When it comes to investing money, you have two main paths to walk down:
- Long-term investments
- Short-term investments
Today, we’re going to look at the differences between the two – other than the obvious fact that one is longer than the other! In doing so, you will learn which path makes the most sense for you at this current moment. Some people are better suited to long-term investments while others may benefit more from short-term ones. It depends on your financial situation, but the first step is understanding how both paths differ.
So, without further ado, let’s look at long and short-term investments!
A long-term investment can be defined in different ways. Some experts define it as any securities that are held for more than a year. However, other financial experts don’t agree that this is long enough to classify as a long-term investment.
Instead, the more general definition is that it’s an investment lasting for five years or more.
You invest money in something and don’t sell it for at least five years. That’s generally long enough for something to be in the long-term bracket – and it also means that some investments are more suited to this than others. In this section, we’re going to list some of the main features of long-term investments, so you understand what to look for. When we do the same for short-term investments, you can make quick comparisons between the two.
The hallmark of a long-term investment is that it generates steady gains year after year. You aren’t looking for something that will instantly double or triple your investment within a few months. Instead, it’s more about gradually increasing your returns over a longer period. A retirement fund is a fantastic example; you don’t earn a huge amount per month, but over the course of a few decades the earnings add up.

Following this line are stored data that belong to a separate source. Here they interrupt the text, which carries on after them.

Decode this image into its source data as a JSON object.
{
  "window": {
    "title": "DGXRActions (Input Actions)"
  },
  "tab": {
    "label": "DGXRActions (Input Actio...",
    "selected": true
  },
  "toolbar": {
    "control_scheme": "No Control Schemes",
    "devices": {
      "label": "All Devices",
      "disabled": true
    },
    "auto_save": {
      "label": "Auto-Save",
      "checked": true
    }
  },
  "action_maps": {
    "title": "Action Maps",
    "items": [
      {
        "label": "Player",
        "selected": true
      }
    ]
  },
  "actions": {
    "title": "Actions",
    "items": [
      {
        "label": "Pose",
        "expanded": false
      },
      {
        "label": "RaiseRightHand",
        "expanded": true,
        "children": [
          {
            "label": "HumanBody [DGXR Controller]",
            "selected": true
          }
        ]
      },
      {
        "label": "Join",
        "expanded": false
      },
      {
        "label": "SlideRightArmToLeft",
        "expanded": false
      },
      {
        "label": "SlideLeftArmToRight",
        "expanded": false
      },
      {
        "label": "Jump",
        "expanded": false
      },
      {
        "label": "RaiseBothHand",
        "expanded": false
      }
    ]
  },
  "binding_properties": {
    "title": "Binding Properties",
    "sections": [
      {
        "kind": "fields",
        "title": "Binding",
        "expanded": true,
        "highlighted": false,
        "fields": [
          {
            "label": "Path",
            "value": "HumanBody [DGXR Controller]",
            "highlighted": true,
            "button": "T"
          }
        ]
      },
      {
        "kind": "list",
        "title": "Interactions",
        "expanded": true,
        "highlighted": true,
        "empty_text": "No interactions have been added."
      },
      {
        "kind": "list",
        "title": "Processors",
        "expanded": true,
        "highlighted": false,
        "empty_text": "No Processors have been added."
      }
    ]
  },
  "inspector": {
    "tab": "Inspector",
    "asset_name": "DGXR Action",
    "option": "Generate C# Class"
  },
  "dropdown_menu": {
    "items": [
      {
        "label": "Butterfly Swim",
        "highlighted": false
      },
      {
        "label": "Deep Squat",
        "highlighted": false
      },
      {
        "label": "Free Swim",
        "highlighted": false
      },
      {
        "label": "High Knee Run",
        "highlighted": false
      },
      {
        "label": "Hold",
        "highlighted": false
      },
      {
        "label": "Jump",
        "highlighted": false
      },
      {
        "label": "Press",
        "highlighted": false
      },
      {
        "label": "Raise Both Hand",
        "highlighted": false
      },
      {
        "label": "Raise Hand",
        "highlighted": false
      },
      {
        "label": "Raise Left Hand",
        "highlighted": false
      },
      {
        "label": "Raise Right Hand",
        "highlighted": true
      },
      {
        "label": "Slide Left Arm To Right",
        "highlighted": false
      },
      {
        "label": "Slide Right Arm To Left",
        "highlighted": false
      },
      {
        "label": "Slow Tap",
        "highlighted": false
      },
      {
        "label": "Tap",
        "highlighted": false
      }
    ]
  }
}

In conjunction with steady gains, long-term investments usually have a low level of risk. Funnily enough, that’s what allows them to produce steady gains. A high-risk investment could yield a larger annual return, but there’s no guarantee this will remain the case for years to come. As a result, you want to opt for investments that are more reliable and don’t present a massive risk for your money. Usually, you should feel comfortable that you are going to generate positive returns after at least five years. This means you want to avoid investing in things that can go up and down like crazy – such as Forex trading.
A Proven Track Record
Lastly, long-term investments tend to have a proven track record. We mentioned steady gains and low risks, but how can you be sure that something will provide both of these? It’s simple; look at an investment history. Some assets have proven time after time that they grow in value over the course of many years with a very low level of risk. For example, real estate is comfortably one of the best long-term investments. Housing markets show that properties typically rise in price over time, so you’ll almost always sell your house for profit. The same can be said of high-interest savings accounts or an asset like gold. Look at gold prices over the years and you’ll see it generally increases with time.
When an investment has a proven track record, it can be great for the long-term approach. You’ll suit this approach if you want to invest a little bit of money regularly. You’re happy to put some aside in an investment that works in the background. Eventually, you’ll come back to it and cash in on the profits.
Based on the definition of long-term investments, we can confidently say that a short-term investment is anything that isn’t held onto for more than five years. The aim is to cash in on this investment within that period, though most people will be thinking on a shorter scale. You have individuals making short-term investments that last a few hours – this is often called day trading – and you have some who make them for a few months.
When you take a deeper look at short-term investments, you’ll notice the following traits:
Huge Gains Over A Short Period
Here, the aim is all about making money quickly. You don’t want to sit on an asset that’s likely to present a steady yield over decades. Instead, you’re after things that offer huge gains over a short period. Investors want to buy assets when they’re not worth much, then sell them as they hit a spike quite quickly. We mentioned it before, but Forex trading is very popular in this regard as many currency pairs can spike in value very quickly before going back down again. Some stocks and shares fit this description too – you need to invest in stocks that are likely to increase in value quite quickly before hitting a ceiling.
Long-term investments have low risks because they’re designed to sit in the background and slowly generate money. If you want to earn cash as quickly as possible, the only option is to find high-risk investments. Things like investing in Bitcoin are a prime example – there’s a lot of volatility in the crypto market, but this can be used to your advantage. If you play your cards right and invest at the right moment, you can earn major profits within a few days, weeks or months.
We could also throw property flipping into this high-risk category. While general real estate investments offer long-term gains, you can take a risk and purchase a house that requires extra work. Here, you’re investing more money to fix the house, hoping that it grows in value. When done correctly it becomes a great short-term investment that can provide cash profits within months.
Conclusion: Which Investment Is Right For You?
Long-term investments are catered to people with the future in mind. If you’re planning for retirement or wish to save for a goal in a few years, this is the best approach to take. It’s also a wise tactic if you don’t want to take risks and are happy to sit back and watch things slowly progress.
Conversely, short-term investing is for individuals with the financial capacity to take risks. You want to increase your income and make profits quickly, and you can also do this without putting your personal finances at risk.
Either option could be ideal for you – just be extra sure you read through them both and understand which approach suits your financial situation.